At this, Levinsky and Junkey exchanged secret smiles, and turned them upon the bewildered Peter. “It’s the great molecular comedown. Of course that’s only my own whimsical name for it at the moment, it’s really an atomic disease, you see. But I’ll have to explain it to you so you’ I know, at least, It’s death finally reclaiming life, the scurvy of the soul at last: a kind of universal cancer. It’s got a real medieval ghastliness, like the plague, only this time it will ruin everything, don’t you see?”

“No, I don’t see. ”

“You will eventually. Everybody is going to fall apart, disintegrate, all character-structures based on tradition and uprightness and so-called morality will slowly rot away, people will get the hives right on their hearts, great crabs will cling to their brains…their lungs will crumble. But now we only have the early symptoms, the disease isn’t really underway yet—Virus X only.”

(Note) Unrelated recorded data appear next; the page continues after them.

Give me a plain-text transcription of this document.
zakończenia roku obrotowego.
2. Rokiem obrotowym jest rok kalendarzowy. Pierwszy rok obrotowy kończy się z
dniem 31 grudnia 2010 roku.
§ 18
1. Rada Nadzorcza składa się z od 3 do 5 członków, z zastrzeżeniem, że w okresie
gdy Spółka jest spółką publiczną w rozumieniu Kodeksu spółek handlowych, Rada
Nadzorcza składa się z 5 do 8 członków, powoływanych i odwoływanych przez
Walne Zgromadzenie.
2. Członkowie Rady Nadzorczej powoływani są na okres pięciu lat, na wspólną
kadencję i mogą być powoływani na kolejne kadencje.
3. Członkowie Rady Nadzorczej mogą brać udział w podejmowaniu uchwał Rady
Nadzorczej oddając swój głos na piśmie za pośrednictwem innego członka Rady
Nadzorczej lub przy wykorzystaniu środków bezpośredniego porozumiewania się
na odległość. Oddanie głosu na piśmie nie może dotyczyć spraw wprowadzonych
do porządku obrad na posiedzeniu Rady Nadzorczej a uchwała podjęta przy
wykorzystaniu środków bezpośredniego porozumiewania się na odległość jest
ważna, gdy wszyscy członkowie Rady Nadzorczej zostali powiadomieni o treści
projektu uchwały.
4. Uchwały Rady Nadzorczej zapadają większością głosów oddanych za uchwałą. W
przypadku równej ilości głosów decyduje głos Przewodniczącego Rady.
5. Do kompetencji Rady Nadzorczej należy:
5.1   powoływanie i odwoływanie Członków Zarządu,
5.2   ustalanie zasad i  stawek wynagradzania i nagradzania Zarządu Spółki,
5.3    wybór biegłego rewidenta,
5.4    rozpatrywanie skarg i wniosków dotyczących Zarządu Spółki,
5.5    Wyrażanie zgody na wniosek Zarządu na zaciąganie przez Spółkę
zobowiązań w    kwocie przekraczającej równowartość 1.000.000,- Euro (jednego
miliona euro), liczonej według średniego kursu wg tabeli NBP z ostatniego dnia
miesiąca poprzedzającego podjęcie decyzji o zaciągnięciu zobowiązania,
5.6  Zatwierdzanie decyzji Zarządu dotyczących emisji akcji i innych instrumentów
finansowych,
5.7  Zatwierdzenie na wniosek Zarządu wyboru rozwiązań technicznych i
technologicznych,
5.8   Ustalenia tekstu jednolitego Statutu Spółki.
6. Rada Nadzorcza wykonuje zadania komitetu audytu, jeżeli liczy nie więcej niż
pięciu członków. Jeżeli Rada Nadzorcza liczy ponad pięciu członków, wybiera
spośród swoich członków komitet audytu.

“Are you serious?” laughed Peter.

“Perfectly serious. I’m positive about the disease, the real physical disease. We all have it!”

“Who’s we?”

“Everybody—Junkey and me, and all the cats, more than that, everybody, you, Kenny, Waldo, Dennison. Listen! You know about molecules, they’re made up according to a number of atoms arranged just so around a proton or something. Well, the ‘just-so’ is falling apart. The molecule will suddenly collapse, leaving just atoms, smashed atoms of people, nothing at all…as it all was in the beginning of the world. Don’t you see, it’s just the beginning of the end of the Geneseean world. It’s certainly the beginning of the end of the world as we know it now, and then there’ll be a non-Geneseean world without all that truck about sin and the sweat of your brow. He-he! It’s great! Whatever it is, I’m all for it. It may be a carnival of horror at first—but something strange will come of it, I’m convinced. But these are my own ideas and I’m deviating from the conception we’ve all reached about the atomic disease.” He mused with perfect seriousness.

“Listen, Leon, why don’t you go back to becoming a radical labor leader,’ laughed Peter.

“Oh, it all ties in. But wait, I wasn’t finished. The Nickel-O has become a great symbol among all of us, it’s the place where the atomic disease was first noticed and from which it will spread, slowly and insidiously, that place there across the street!” he cried gleefully. “But that doesn’t matter, you’ll begin to see it yourself, now that you’re back.

“Everybody’s radioactive and don’t know it.” And with this he rushed off eagerly.